The 4th Circuit Court of Appeals ruled Tuesday that jurors at the 2004 trial of Dr. William Hurwitz of McLean, Va., were improperly prevented from considering whether he acted in good faith. He was convicted on 50 counts and sentenced to 25 years in prison.

An appeals court judge, William Traxler Jr., wrote that the jury should have been told that Dr. Hurwitz committed no crime if he had a reasonable, good-faith belief that the prescriptions were appropriate medical care. “A doctor’s good faith in treating his patients is relevant to the jury’s determination of whether the doctor acted beyond the bounds of legitimate medical practice,” Judge Traxler said. “The district court effectively deprived the jury of the opportunity to consider Hurwitz’s defense.”

The case attracted the attention of physicians and patients’ advocates who said the tough punishment could discourage doctors from providing adequate medication to those with severe pain.

Prosecutors argued that Dr. Hurwitz wildly overprescribed pain-killing drugs such as OxyContin and Dilaudid, giving one patient prescriptions for more than half a million pills over a 40-month period. The government also said there was evidence the physician suspected that some of his patients were selling a portion of their prescribed medicines.

Defense attorneys contended that Dr. Hurwitz acted within professional standards and that patients suffering from long-term pain can require extremely high doses of narcotics because smaller doses often become ineffective over time. The defense acknowledged that Dr. Hurwitz had been disciplined by state medical boards, but said those agencies “were back in the Stone Age.”

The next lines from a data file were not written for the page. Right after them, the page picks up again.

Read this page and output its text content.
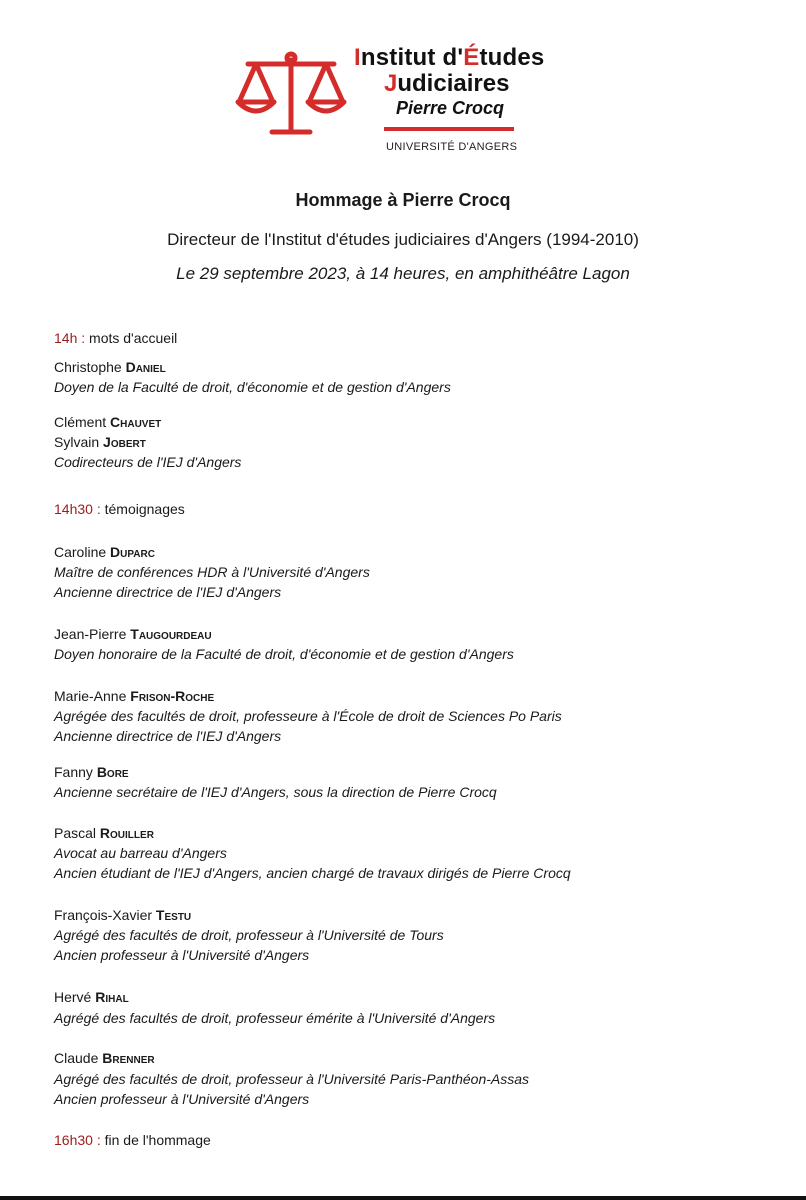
Institut d'Études
Judiciaires
Pierre Crocq
UNIVERSITÉ D'ANGERS
Hommage à Pierre Crocq
Directeur de l'Institut d'études judiciaires d'Angers (1994-2010)
Le 29 septembre 2023, à 14 heures, en amphithéâtre Lagon
14h : mots d'accueil
Christophe Daniel
Doyen de la Faculté de droit, d'économie et de gestion d'Angers
Clément Chauvet
Sylvain Jobert
Codirecteurs de l'IEJ d'Angers
14h30 : témoignages
Caroline Duparc
Maître de conférences HDR à l'Université d'Angers
Ancienne directrice de l'IEJ d'Angers
Jean-Pierre Taugourdeau
Doyen honoraire de la Faculté de droit, d'économie et de gestion d'Angers
Marie-Anne Frison-Roche
Agrégée des facultés de droit, professeure à l'École de droit de Sciences Po Paris
Ancienne directrice de l'IEJ d'Angers
Fanny Bore
Ancienne secrétaire de l'IEJ d'Angers, sous la direction de Pierre Crocq
Pascal Rouiller
Avocat au barreau d'Angers
Ancien étudiant de l'IEJ d'Angers, ancien chargé de travaux dirigés de Pierre Crocq
François-Xavier Testu
Agrégé des facultés de droit, professeur à l'Université de Tours
Ancien professeur à l'Université d'Angers
Hervé Rihal
Agrégé des facultés de droit, professeur émérite à l'Université d'Angers
Claude Brenner
Agrégé des facultés de droit, professeur à l'Université Paris-Panthéon-Assas
Ancien professeur à l'Université d'Angers
16h30 : fin de l'hommage
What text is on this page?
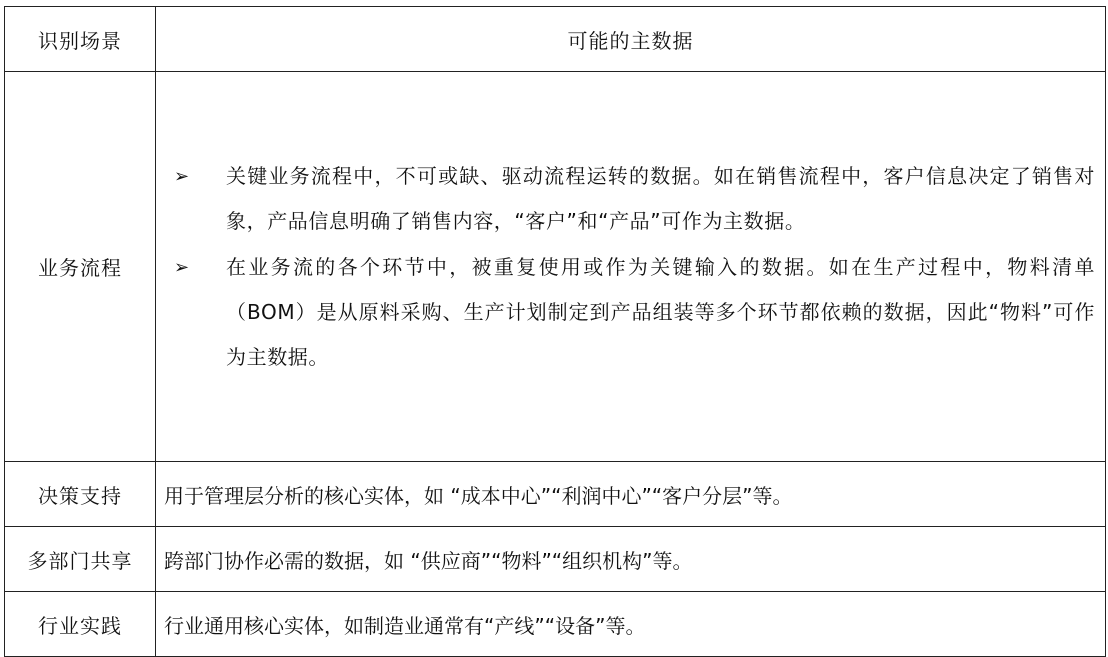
识别场景	可能的主数据
业务流程	➢ 关键业务流程中，不可或缺、驱动流程运转的数据。如在销售流程中，客户信息决定了销售对象，产品信息明确了销售内容，“客户”和“产品”可作为主数据。
➢ 在业务流的各个环节中，被重复使用或作为关键输入的数据。如在生产过程中，物料清单（BOM）是从原料采购、生产计划制定到产品组装等多个环节都依赖的数据，因此“物料”可作为主数据。

决策支持	用于管理层分析的核心实体，如 “成本中心”“利润中心”“客户分层”等。
多部门共享	跨部门协作必需的数据，如 “供应商”“物料”“组织机构”等。
行业实践	行业通用核心实体，如制造业通常有“产线”“设备”等。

A past president of the American Academy of Pain Medicine, Dr. Scott Fishman, said his group has not formally endorsed or rejected Dr. Hurwitz’s methods, but filed an amicus brief because the court proceedings put all doctors in jeopardy. “On the surface, this is a case that appears to be an issue around a doctor who is at the extreme of practice, if not over the line,” Dr. Fishman, a professor at the University of California at Davis, said. “It was about whether he got a fair trial. We felt if we didn’t stand up in this case, future legitimate appropriately prescribing physicians could be prosecuted as drug dealers. We’re trying to protect patients.”

A libertarian-oriented physicians group, the American Association of Physicians and Surgeons, offered a more robust defense of Dr. Hurwitz. “Billy Hurwitz is an accomplished physician at the cutting edge of medicine, trying to help his patients,” a lawyer for the group, Andrew Schlafly of Far Hills, N.J., said. “This guy published articles in medical journals. He had a medical approach.”

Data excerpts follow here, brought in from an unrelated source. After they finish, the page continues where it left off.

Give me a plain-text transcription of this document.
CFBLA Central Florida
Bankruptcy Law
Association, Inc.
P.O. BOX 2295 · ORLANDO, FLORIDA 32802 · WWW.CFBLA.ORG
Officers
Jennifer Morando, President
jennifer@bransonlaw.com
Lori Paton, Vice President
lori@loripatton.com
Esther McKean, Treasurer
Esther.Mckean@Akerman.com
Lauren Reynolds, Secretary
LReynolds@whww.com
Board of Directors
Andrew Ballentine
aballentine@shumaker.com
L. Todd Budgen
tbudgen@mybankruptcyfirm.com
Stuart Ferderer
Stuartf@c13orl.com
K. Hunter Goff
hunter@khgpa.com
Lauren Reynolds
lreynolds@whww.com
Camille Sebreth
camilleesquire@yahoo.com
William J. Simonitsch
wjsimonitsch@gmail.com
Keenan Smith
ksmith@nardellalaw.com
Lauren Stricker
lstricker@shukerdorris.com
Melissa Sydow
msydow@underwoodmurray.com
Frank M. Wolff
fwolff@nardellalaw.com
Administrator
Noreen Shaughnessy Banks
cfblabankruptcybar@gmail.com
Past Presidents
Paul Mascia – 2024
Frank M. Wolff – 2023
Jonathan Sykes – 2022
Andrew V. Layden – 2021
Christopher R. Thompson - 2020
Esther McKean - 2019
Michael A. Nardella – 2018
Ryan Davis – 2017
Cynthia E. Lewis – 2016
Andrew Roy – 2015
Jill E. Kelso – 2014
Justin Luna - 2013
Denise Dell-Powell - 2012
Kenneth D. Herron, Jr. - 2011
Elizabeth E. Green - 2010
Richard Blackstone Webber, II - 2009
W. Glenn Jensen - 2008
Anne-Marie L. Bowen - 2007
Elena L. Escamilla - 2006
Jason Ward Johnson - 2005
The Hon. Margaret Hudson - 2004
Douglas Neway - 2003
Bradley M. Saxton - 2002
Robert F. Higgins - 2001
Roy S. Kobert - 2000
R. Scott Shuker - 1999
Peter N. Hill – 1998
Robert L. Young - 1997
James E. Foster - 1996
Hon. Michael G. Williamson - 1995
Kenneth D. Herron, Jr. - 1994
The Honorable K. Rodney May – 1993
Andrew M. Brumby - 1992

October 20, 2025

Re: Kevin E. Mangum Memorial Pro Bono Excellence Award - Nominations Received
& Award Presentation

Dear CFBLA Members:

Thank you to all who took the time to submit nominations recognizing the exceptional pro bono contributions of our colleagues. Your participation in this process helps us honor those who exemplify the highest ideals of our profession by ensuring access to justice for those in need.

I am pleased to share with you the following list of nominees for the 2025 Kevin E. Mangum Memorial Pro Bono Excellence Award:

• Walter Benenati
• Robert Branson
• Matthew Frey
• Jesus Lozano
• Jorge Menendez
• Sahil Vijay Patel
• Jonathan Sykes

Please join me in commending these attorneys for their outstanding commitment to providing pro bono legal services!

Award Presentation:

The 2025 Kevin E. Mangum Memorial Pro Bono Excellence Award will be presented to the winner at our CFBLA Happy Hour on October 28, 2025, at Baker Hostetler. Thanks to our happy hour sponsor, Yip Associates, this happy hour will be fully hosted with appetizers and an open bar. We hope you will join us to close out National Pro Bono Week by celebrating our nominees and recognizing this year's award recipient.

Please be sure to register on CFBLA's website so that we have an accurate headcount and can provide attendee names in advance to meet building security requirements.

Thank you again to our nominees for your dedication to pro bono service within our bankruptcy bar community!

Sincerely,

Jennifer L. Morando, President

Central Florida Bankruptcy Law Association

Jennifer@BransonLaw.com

Mr. Schlafly said federal prosecutors overreached by using the criminal justice system to control doctors. “The federal government has no business mischaracterizing a doctor as a drug dealer and interfering in the states’ regulation of the practice of medicine,” the lawyer said.

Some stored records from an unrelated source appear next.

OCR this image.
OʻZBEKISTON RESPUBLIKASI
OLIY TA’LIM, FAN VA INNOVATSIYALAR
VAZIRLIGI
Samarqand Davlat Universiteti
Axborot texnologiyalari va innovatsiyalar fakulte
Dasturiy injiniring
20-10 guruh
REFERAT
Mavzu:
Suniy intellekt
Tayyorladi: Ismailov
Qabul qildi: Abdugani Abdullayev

Mr. Schlafly said the defense victory was remarkable because the 4th Circuit is considered the most pro-government of the federal appeals courts. “This was a rarity, really,” he said.

An attorney for Dr. Hurwitz, Lawrence Robbins, said he was “delighted” with the decision. He said overzealous prosecutors had “chilled the availability of legitimate and legal pain management.”

Prosecutors said through a spokesman that they were considering their options, which include asking the full bench of the 4th Circuit to rehear the case.

While the appeals court panel was unanimous in granting Dr. Hurwitz a new trial, they differed over precisely what jurors should have been told. Judge Traxler and another judge, Cameron Currie, favored telling jurors that the doctor’s belief he was acting appropriately had to be both in good faith and objectively reasonable. However, the third judge on the panel, Hiram Widener Jr., dissented, saying that made little sense. “The two terms are contradictory, it seems to me,” he wrote.